AIDB hosts week of events for deaf community

From: Daily Home Online, AL - Sep 24, 2004

By Chris Norwood

TALLADEGA Although Hurricane Ivan delayed several of this year's events, the Alabama Institute for Deaf and Blind continued with several other observances of Deaf Awareness Week.

The purpose of most of these events, according to AIDB spokeswoman Lisa Sams, is to make the community at large "aware of the importance of communication, and how they can make communication easier."

For instance, first graders at Lincoln Elementary School were treated to a local deaf senior citizen, Gloria Chappell, reading a story in American Sign Language while Dot Barnett and Rosemary Harry provided voice translations.
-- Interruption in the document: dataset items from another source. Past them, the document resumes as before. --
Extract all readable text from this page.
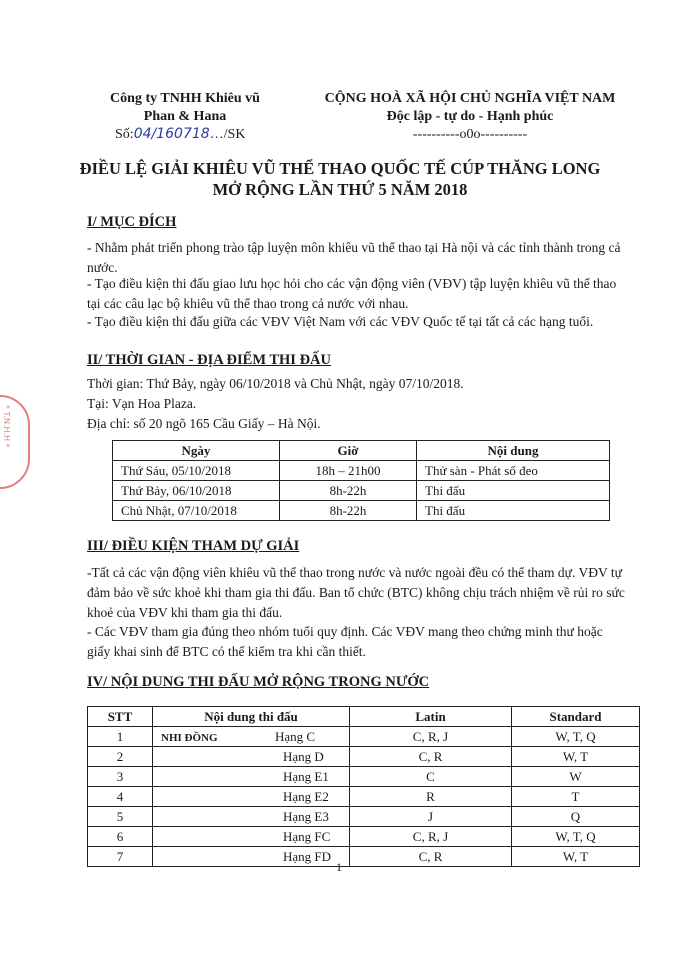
Công ty TNHH Khiêu vũ
Phan & Hana
Số:04/160718…/SK
CỘNG HOÀ XÃ HỘI CHỦ NGHĨA VIỆT NAM
Độc lập - tự do - Hạnh phúc
----------o0o----------
ĐIỀU LỆ GIẢI KHIÊU VŨ THỂ THAO QUỐC TẾ CÚP THĂNG LONG
MỞ RỘNG LẦN THỨ 5 NĂM 2018
I/ MỤC ĐÍCH
- Nhằm phát triển phong trào tập luyện môn khiêu vũ thể thao tại Hà nội và các tỉnh thành trong cả nước.
- Tạo điều kiện thi đấu giao lưu học hỏi cho các vận động viên (VĐV) tập luyện khiêu vũ thể thao tại các câu lạc bộ khiêu vũ thể thao trong cả nước với nhau.
- Tạo điều kiện thi đấu giữa các VĐV Việt Nam với các VĐV Quốc tế tại tất cả các hạng tuổi.
II/ THỜI GIAN - ĐỊA ĐIỂM THI ĐẤU
Thời gian: Thứ Bảy, ngày 06/10/2018 và Chủ Nhật, ngày 07/10/2018.
Tại: Vạn Hoa Plaza.
Địa chỉ: số 20 ngõ 165 Cầu Giấy – Hà Nội.
Ngày	Giờ	Nội dung
Thứ Sáu, 05/10/2018	18h – 21h00	Thử sàn - Phát số đeo
Thứ Bảy, 06/10/2018	8h-22h	Thi đấu
Chủ Nhật, 07/10/2018	8h-22h	Thi đấu
III/ ĐIỀU KIỆN THAM DỰ GIẢI
-Tất cả các vận động viên khiêu vũ thể thao trong nước và nước ngoài đều có thể tham dự. VĐV tự đảm bảo về sức khoẻ khi tham gia thi đấu. Ban tổ chức (BTC) không chịu trách nhiệm về rủi ro sức khoẻ của VĐV khi tham gia thi đấu.
- Các VĐV tham gia đúng theo nhóm tuổi quy định. Các VĐV mang theo chứng minh thư hoặc giấy khai sinh để BTC có thể kiểm tra khi cần thiết.
IV/ NỘI DUNG THI ĐẤU MỞ RỘNG TRONG NƯỚC
STT	Nội dung thi đấu	Latin	Standard
1	NHI ĐỒNG Hạng C	C, R, J	W, T, Q
2	Hạng D	C, R	W, T
3	Hạng E1	C	W
4	Hạng E2	R	T
5	Hạng E3	J	Q
6	Hạng FC	C, R, J	W, T, Q
7	Hạng FD	C, R	W, T
1
* T.N.H.H *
Later the same day, Charlie Chapel, another deaf citizen, visited community ASL classes at the E.H. Gentry Cafetorium, where Sams said he "told stories, sang songs and shared deaf culture."
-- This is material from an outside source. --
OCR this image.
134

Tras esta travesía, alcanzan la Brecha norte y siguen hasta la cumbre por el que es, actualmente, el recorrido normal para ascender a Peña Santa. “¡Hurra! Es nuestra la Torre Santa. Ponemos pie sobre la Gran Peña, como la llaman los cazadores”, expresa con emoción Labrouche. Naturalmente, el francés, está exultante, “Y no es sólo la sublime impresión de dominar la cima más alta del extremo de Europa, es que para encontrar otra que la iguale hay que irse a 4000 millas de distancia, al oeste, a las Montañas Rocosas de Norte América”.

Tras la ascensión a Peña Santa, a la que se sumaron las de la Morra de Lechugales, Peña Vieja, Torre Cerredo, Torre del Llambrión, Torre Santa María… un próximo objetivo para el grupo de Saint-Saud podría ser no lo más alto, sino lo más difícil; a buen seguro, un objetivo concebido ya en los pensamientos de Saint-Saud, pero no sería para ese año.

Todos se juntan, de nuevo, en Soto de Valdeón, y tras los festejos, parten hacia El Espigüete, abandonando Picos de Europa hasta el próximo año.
The week's special events continued Wednesday, beginning with the launch of "Deaf Chat," which Sams said will soon be a weekly event featuring various guest speakers.

Wednesday's guests included Ricky Milford, who is a deaf minister, along with other "area adults sharing life experience stories (with) Alabama School for the Deaf students and other high school students from Talladega," according to a press release.
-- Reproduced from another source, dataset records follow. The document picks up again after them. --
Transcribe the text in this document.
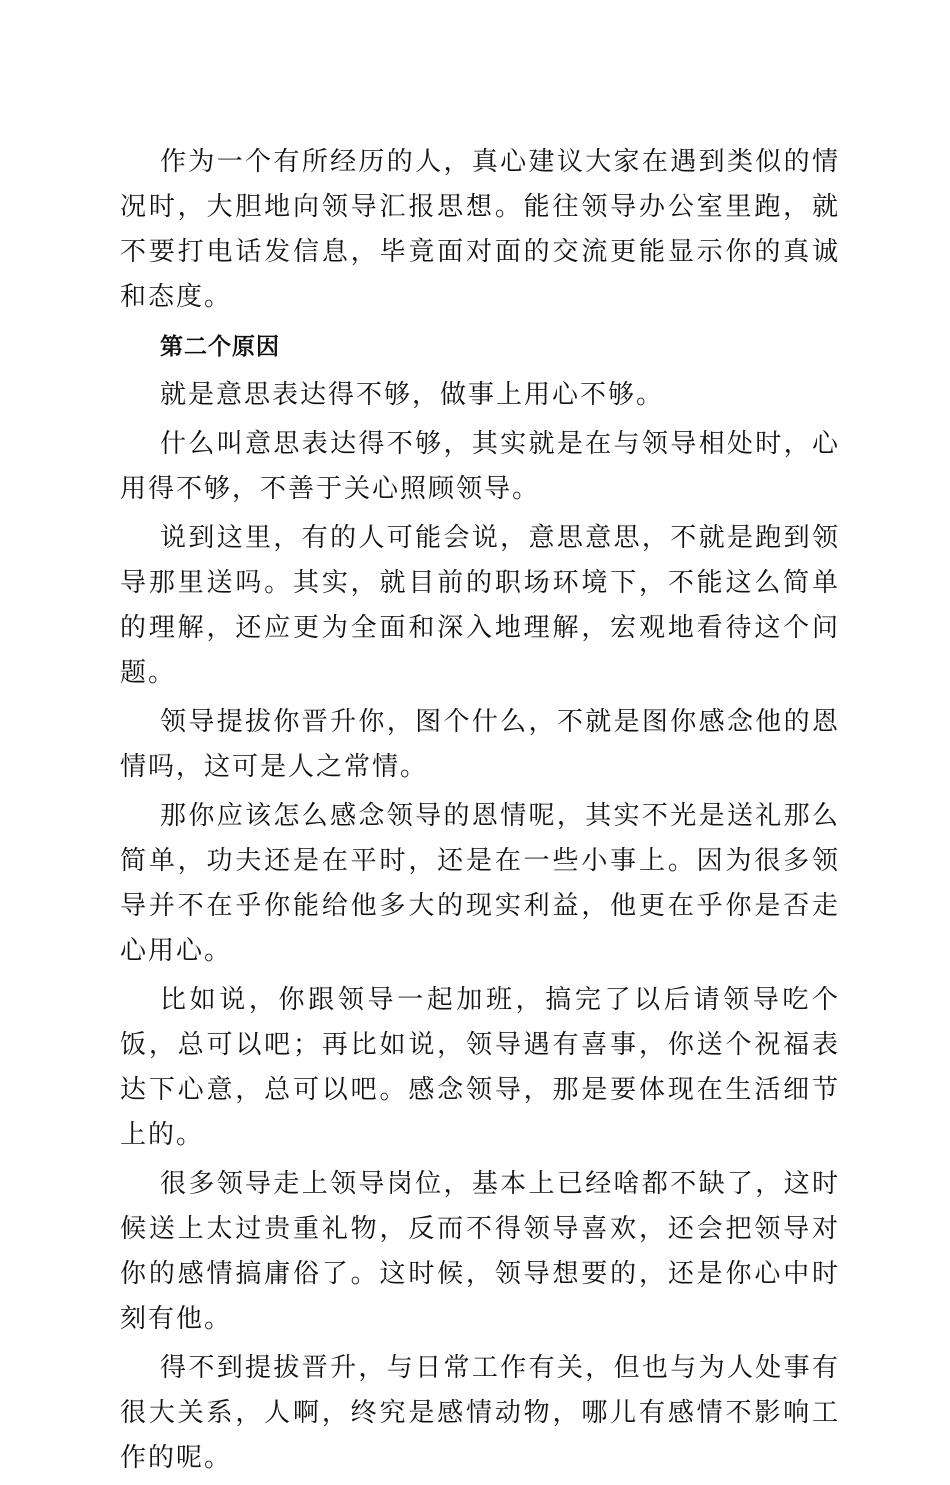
作为一个有所经历的人，真心建议大家在遇到类似的情况时，大胆地向领导汇报思想。能往领导办公室里跑，就不要打电话发信息，毕竟面对面的交流更能显示你的真诚和态度。

第二个原因

就是意思表达得不够，做事上用心不够。

什么叫意思表达得不够，其实就是在与领导相处时，心用得不够，不善于关心照顾领导。

说到这里，有的人可能会说，意思意思，不就是跑到领导那里送吗。其实，就目前的职场环境下，不能这么简单的理解，还应更为全面和深入地理解，宏观地看待这个问题。

领导提拔你晋升你，图个什么，不就是图你感念他的恩情吗，这可是人之常情。

那你应该怎么感念领导的恩情呢，其实不光是送礼那么简单，功夫还是在平时，还是在一些小事上。因为很多领导并不在乎你能给他多大的现实利益，他更在乎你是否走心用心。

比如说，你跟领导一起加班，搞完了以后请领导吃个饭，总可以吧；再比如说，领导遇有喜事，你送个祝福表达下心意，总可以吧。感念领导，那是要体现在生活细节上的。

很多领导走上领导岗位，基本上已经啥都不缺了，这时候送上太过贵重礼物，反而不得领导喜欢，还会把领导对你的感情搞庸俗了。这时候，领导想要的，还是你心中时刻有他。

得不到提拔晋升，与日常工作有关，但也与为人处事有很大关系，人啊，终究是感情动物，哪儿有感情不影响工作的呢。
Also Wednesday, Sylacauga's Home Depot store donated lumber to ASD staff and students to create 20 hand shaped "I Love You" signs, which were staked in the front yard of the Talladega Regional Center.

The last event of this week was a "Deaf Awareness Motorcycle Ride" around the Kiwanis Track at ASD with participants in Sonic's Bike Night and the local chapter of the Blue Knights, a motorcycle club made up of members of various law enforcement agencies. The annual event is a special treat for students at ASD, as well as deaf students at the Helen Keller School, according to Sams.

"Just the excitement of it all, and the vibrations from the motorcycles, it's really, really exciting for them," she said.

The other two scheduled events for this week are temporarily on hold, and will probably be rescheduled for November or December, Sams said.

Both events were professional development in-service courses, one for the Talladega Police Department (originally scheduled for Monday), the other for medical and health related staff at Citizens Baptist Medical Center in Talladega.

Both classes, according to a press release, will focus on "deafness, sign language, the Americans with Disabilities Act and deaf culture," as well as "awareness and sensitivity during crisis situations and signs to recognize to assist with situations until the interpreter is available."

Also, the classes will "provide resource information," according to the press release.

"It will be basic things that can be very useful in a crisis," Sams said. "For instance, at the in-service at the hospital, they would teach things like the signs for fever, break, hurt, etc. Things that would help the medical professional in providing service until the interpreter gets there."